Single Malts continue to grow in popularity, with exports up 14.4% to £550 million in the first six months of the year, according to the Association, with Single Malts now making up 28% of the value of all Scotch shipped overseas.
Exports of Blended Scotch Whisky grew too, rising 8.9% to an export value of £1.26 billion.
The European Union remains the biggest regional destination for Scotch, accounting for 39% of export volume and 31% of value.
This underscores the need for the UK to achieve a smooth Brexit as the real downsides of a ‘no deal’ Brexit could have an impact on growth in this developed regional market, stated the SWA which also warns that the industry needs support at home if Scotch Whisky is to sustain growth in the long term.
The US remains Scotch’s largest export market by value, worth over £400 million with France being the largest by volume at nearly 7.5 million cases. Exports to China in the first six months were up 34.8% to £36.3 million, with Indian sales increasing by 44.4% to over £56 million.
With the UK Budget just over a week away, the SWA has called for a duty freeze on Scotch Whisky which will prove the UK government’s determination to champion the industry and back Scotch’s continuing export success story.
“It’s hugely encouraging to see Scotch Whisky exports continue to grow – and at double-digit rates – in the first half of this year,” said the SWA’s Chief Executive Karen Betts, “As the UK leaves the EU, the industry wants to continue to trade with the EU as easily as it has while being able to pursue growth opportunities globally.

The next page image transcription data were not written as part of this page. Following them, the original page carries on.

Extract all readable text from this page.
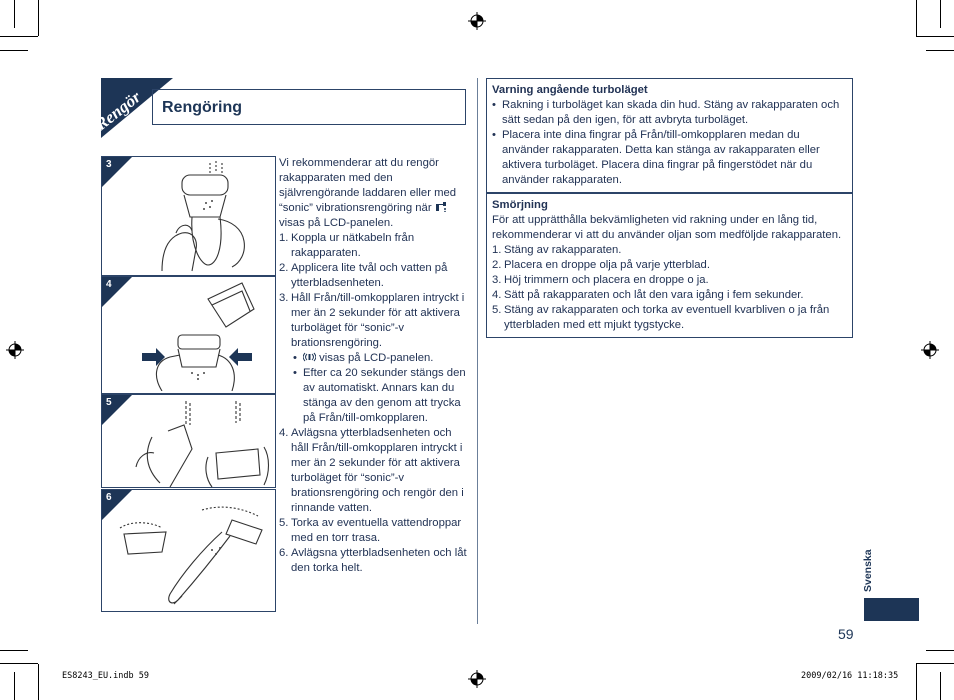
Rengör Rengöring
3
4
5
6

Vi rekommenderar att du rengör rakapparaten med den självrengörande laddaren eller med “sonic” vibrationsrengöring när  visas på LCD-panelen.

1. Koppla ur nätkabeln från rakapparaten.
2. Applicera lite tvål och vatten på ytterbladsenheten.
3. Håll Från/till-omkopplaren intryckt i mer än 2 sekunder för att aktivera turboläget för “sonic”-v brationsrengöring.
•	visas på LCD-panelen.
• Efter ca 20 sekunder stängs den av automatiskt. Annars kan du stänga av den genom att trycka på Från/till-omkopplaren.
4. Avlägsna ytterbladsenheten och håll Från/till-omkopplaren intryckt i mer än 2 sekunder för att aktivera turboläget för “sonic”-v brationsrengöring och rengör den i rinnande vatten.
5. Torka av eventuella vattendroppar med en torr trasa.
6. Avlägsna ytterbladsenheten och låt den torka helt.
Varning angående turboläget
• Rakning i turboläget kan skada din hud. Stäng av rakapparaten och sätt sedan på den igen, för att avbryta turboläget.
• Placera inte dina fingrar på Från/till-omkopplaren medan du använder rakapparaten. Detta kan stänga av rakapparaten eller aktivera turboläget. Placera dina fingrar på fingerstödet när du använder rakapparaten.
Smörjning

För att upprätthålla bekvämligheten vid rakning under en lång tid, rekommenderar vi att du använder oljan som medföljde rakapparaten.

1. Stäng av rakapparaten.
2. Placera en droppe olja på varje ytterblad.
3. Höj trimmern och placera en droppe o ja.
4. Sätt på rakapparaten och låt den vara igång i fem sekunder.
5. Stäng av rakapparaten och torka av eventuell kvarbliven o ja från ytterbladen med ett mjukt tygstycke.
Svenska
59
ES8243_EU.indb 59	2009/02/16 11:18:35
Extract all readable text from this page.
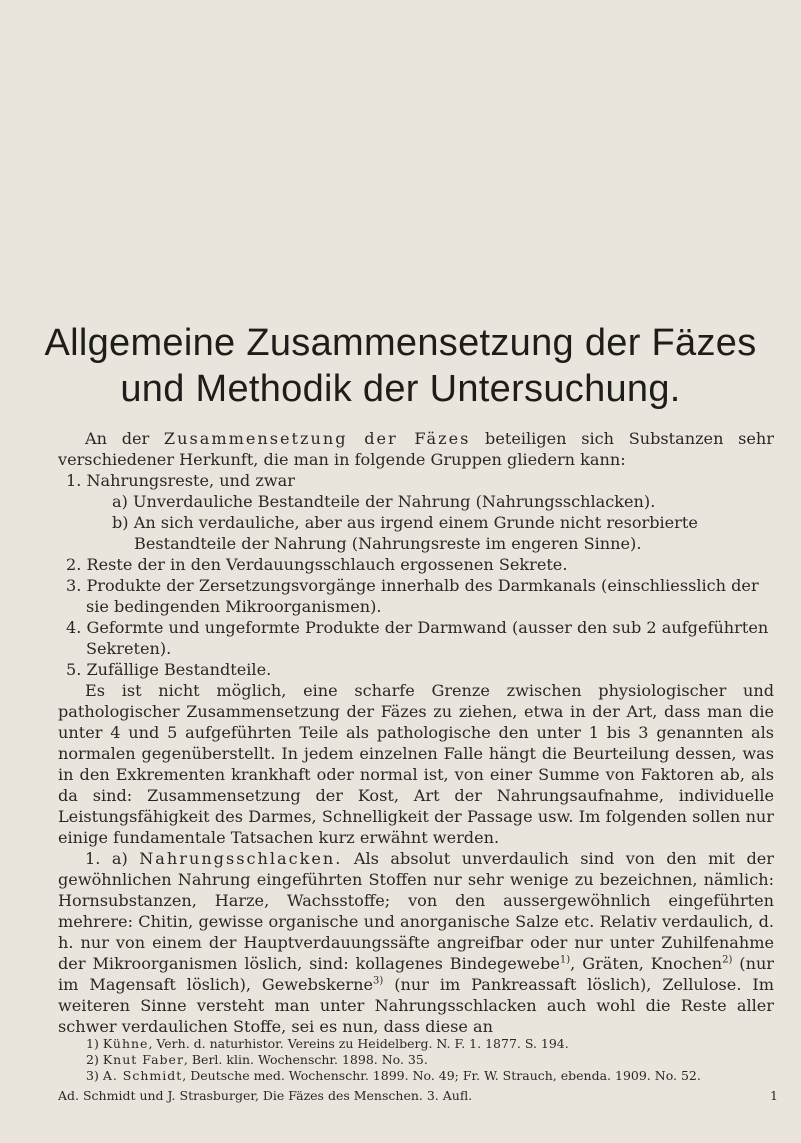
Allgemeine Zusammensetzung der Fäzes
und Methodik der Untersuchung.

An der Zusammensetzung der Fäzes beteiligen sich Substanzen sehr verschiedener Herkunft, die man in folgende Gruppen gliedern kann:

1. Nahrungsreste, und zwar

a) Unverdauliche Bestandteile der Nahrung (Nahrungsschlacken).

b) An sich verdauliche, aber aus irgend einem Grunde nicht resorbierte Bestandteile der Nahrung (Nahrungsreste im engeren Sinne).

2. Reste der in den Verdauungsschlauch ergossenen Sekrete.

3. Produkte der Zersetzungsvorgänge innerhalb des Darmkanals (einschliesslich der sie bedingenden Mikroorganismen).

4. Geformte und ungeformte Produkte der Darmwand (ausser den sub 2 aufgeführten Sekreten).

5. Zufällige Bestandteile.

Es ist nicht möglich, eine scharfe Grenze zwischen physiologischer und pathologischer Zusammensetzung der Fäzes zu ziehen, etwa in der Art, dass man die unter 4 und 5 aufgeführten Teile als pathologische den unter 1 bis 3 genannten als normalen gegenüberstellt. In jedem einzelnen Falle hängt die Beurteilung dessen, was in den Exkrementen krankhaft oder normal ist, von einer Summe von Faktoren ab, als da sind: Zusammensetzung der Kost, Art der Nahrungsaufnahme, individuelle Leistungsfähigkeit des Darmes, Schnelligkeit der Passage usw. Im folgenden sollen nur einige fundamentale Tatsachen kurz erwähnt werden.

1. a) Nahrungsschlacken. Als absolut unverdaulich sind von den mit der gewöhnlichen Nahrung eingeführten Stoffen nur sehr wenige zu bezeichnen, nämlich: Hornsubstanzen, Harze, Wachsstoffe; von den aussergewöhnlich eingeführten mehrere: Chitin, gewisse organische und anorganische Salze etc. Relativ verdaulich, d. h. nur von einem der Hauptverdauungssäfte angreifbar oder nur unter Zuhilfenahme der Mikroorganismen löslich, sind: kollagenes Bindegewebe$^{1)}$, Gräten, Knochen$^{2)}$ (nur im Magensaft löslich), Gewebskerne$^{3)}$ (nur im Pankreassaft löslich), Zellulose. Im weiteren Sinne versteht man unter Nahrungsschlacken auch wohl die Reste aller schwer verdaulichen Stoffe, sei es nun, dass diese an

1) Kühne, Verh. d. naturhistor. Vereins zu Heidelberg. N. F. 1. 1877. S. 194.

2) Knut Faber, Berl. klin. Wochenschr. 1898. No. 35.

3) A. Schmidt, Deutsche med. Wochenschr. 1899. No. 49; Fr. W. Strauch, ebenda. 1909. No. 52.

Ad. Schmidt und J. Strasburger, Die Fäzes des Menschen. 3. Aufl.	1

“But in order to flourish overseas, the industry needs support at home. Competitive tax rates are crucial, enabling producers to start-up, scale-up and invest for growth, such that they continue to be the dynamic job-creators, employers, tax-generators and exporters that they are.
“Right now, £3 in every £4 spent on Scotch in the UK is collected in tax by HM Treasury. The industry believes this tax burden is too high and is more likely to stifle growth than nurture it. That is why we are calling on the Chancellor to freeze duty on Scotch Whisky in the Autumn Budget.”